No duró mucho, no podía durar mucho con tanta excitación, así que pronto noté cómo él me clavaba con fuerza y su polla palpitaba dentro de mí. Apreté fuerte mis nalgas contra él y exprimí bien su miembro mientras escupía su leche dentro de mí.

Se dejó relajar sobre mi espalda, ahora sus manos en mi cintura, mientras su miembro se desinflaba y se escurría de mí pese a que yo intentaba retenerlo con la presión de mis nalgas.
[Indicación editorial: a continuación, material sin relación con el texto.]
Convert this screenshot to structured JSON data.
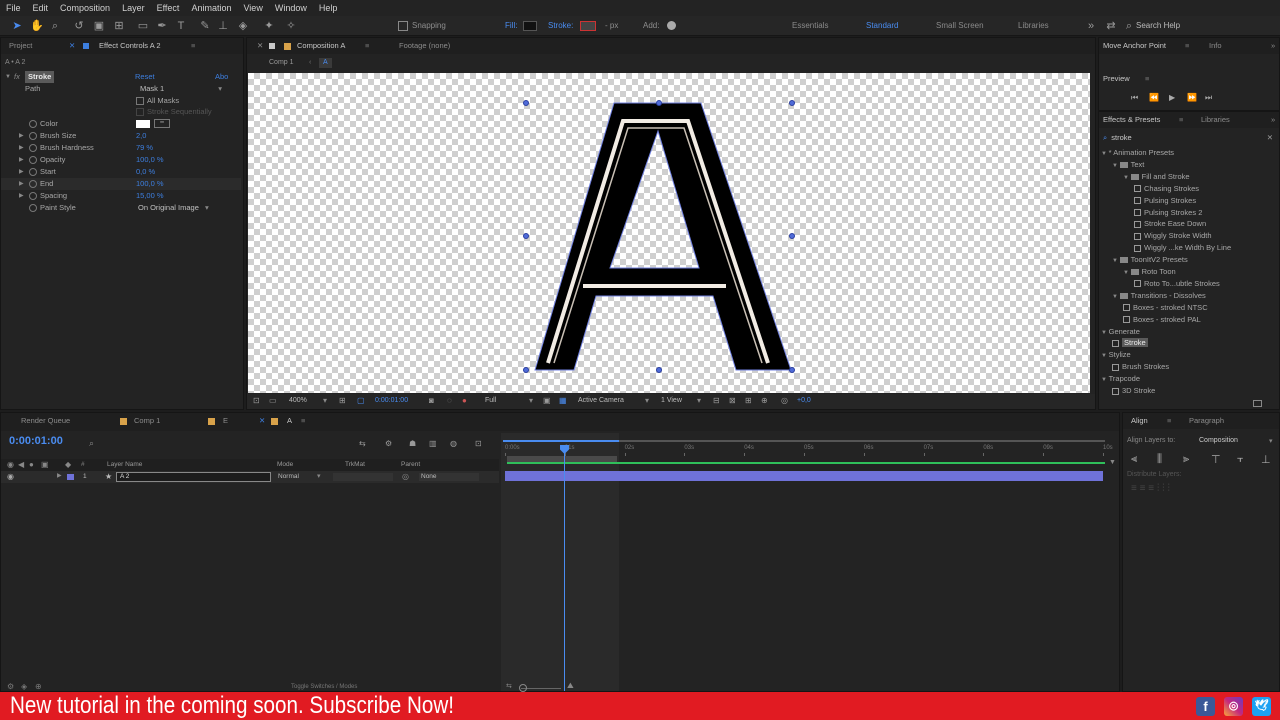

Sólo dijo una palabra: “¡Dios!”, con un tono de admiración y sorpresa ante lo que acababa de hacer. En seguida, empezó a disculparse mientras se abrochaba los pantalones. Yo le sonreía mientras entraba en un cubículo y me aseaba. “Tranquilo, papito, pero ahorita mismo me vas a compensar y llevarme a tu casa o a un hotel y vas a saber lo que puedo hacer por ti con calma, además de… indemnizarme por esta precipitación” dije sonriendo, y tomándolo por la mano salimos del baño. Naturalmente, me despedí de mi amiga y nos fuimos a su casa, donde me demostró su generosidad. Pero eso es otra historia.